My early access to the materials, however, made me realize as an educator, an academic, and purveyor of dialogue, the value of the documentary to be brought into a wider and interactive arena of public conversation in a community such as the Ateneo and its partners.

Together with the colleagues at Tagpuan Ateneo and fellow faculty at the Ateneo de Manila, we viewed the lives and acts featured in the MindaNews films and photographs as a potential ground by which we can share thoughts  on longstanding but less acknowledged grassroots climate actions. These arts-based reports of indigenous and local wisdom open areas of solidarity with underrepresented communities that have been pushing the tide of climate impacts even as they disproportionately bear the devastating effects of climate change.

Through Unheard Voices of Climate Action, Tagpuan with MindaNews and Arete foster multi-sectoral, transdisciplinary dialogue on climate action by centering indigenous knowledge and local practices in Mindanao.
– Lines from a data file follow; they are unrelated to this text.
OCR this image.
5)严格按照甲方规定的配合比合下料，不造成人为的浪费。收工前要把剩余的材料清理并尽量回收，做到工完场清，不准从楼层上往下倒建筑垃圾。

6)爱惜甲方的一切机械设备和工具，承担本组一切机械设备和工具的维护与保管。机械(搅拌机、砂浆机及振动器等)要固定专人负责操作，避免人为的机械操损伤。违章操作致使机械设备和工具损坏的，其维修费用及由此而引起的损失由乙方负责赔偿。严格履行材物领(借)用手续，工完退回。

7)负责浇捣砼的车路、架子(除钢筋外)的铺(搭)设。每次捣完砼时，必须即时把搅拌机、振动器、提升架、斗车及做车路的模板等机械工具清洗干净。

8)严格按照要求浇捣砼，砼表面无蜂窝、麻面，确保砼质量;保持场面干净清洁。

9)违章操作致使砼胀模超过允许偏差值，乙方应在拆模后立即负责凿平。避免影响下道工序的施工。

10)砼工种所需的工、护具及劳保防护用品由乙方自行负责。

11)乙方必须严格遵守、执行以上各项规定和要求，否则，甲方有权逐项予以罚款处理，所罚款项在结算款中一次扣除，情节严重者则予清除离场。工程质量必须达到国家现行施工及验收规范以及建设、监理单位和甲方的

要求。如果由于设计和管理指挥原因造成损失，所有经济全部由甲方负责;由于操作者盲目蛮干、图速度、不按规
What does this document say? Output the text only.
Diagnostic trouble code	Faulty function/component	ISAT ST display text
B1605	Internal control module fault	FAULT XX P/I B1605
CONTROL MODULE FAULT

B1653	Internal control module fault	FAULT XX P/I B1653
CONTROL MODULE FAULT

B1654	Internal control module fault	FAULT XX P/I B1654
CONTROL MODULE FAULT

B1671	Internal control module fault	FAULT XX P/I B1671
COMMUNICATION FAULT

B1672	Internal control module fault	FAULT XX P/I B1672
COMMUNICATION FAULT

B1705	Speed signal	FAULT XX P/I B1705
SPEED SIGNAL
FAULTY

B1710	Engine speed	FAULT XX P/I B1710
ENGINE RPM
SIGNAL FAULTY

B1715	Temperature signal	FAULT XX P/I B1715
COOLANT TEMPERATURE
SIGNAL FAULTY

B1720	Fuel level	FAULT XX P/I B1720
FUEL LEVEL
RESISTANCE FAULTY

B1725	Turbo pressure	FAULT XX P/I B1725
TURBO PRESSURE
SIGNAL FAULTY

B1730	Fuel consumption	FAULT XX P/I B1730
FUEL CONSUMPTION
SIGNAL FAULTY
We bring these knowledge into conversation with science, educational, policy, technological, and creative practices to advance inclusive and collaborative climate solutions.

With hope, I look forward to a meaningful conversation around these issues not as a goal but perhaps as a starting point of continuing engagements.

(Jose Jowel Canuday is the director of Tagpuan Ateneo Center for Dialogue, Research, and Collaboration of the Ateneo de Manila University. He also serves as president and chief executive officer of the Mindanao Institute of Journalism, the publisher of MindaNews. Canuday teaches research at the Ateneo and  holds a doctorate in social and cultural anthropology from the University of Oxford.)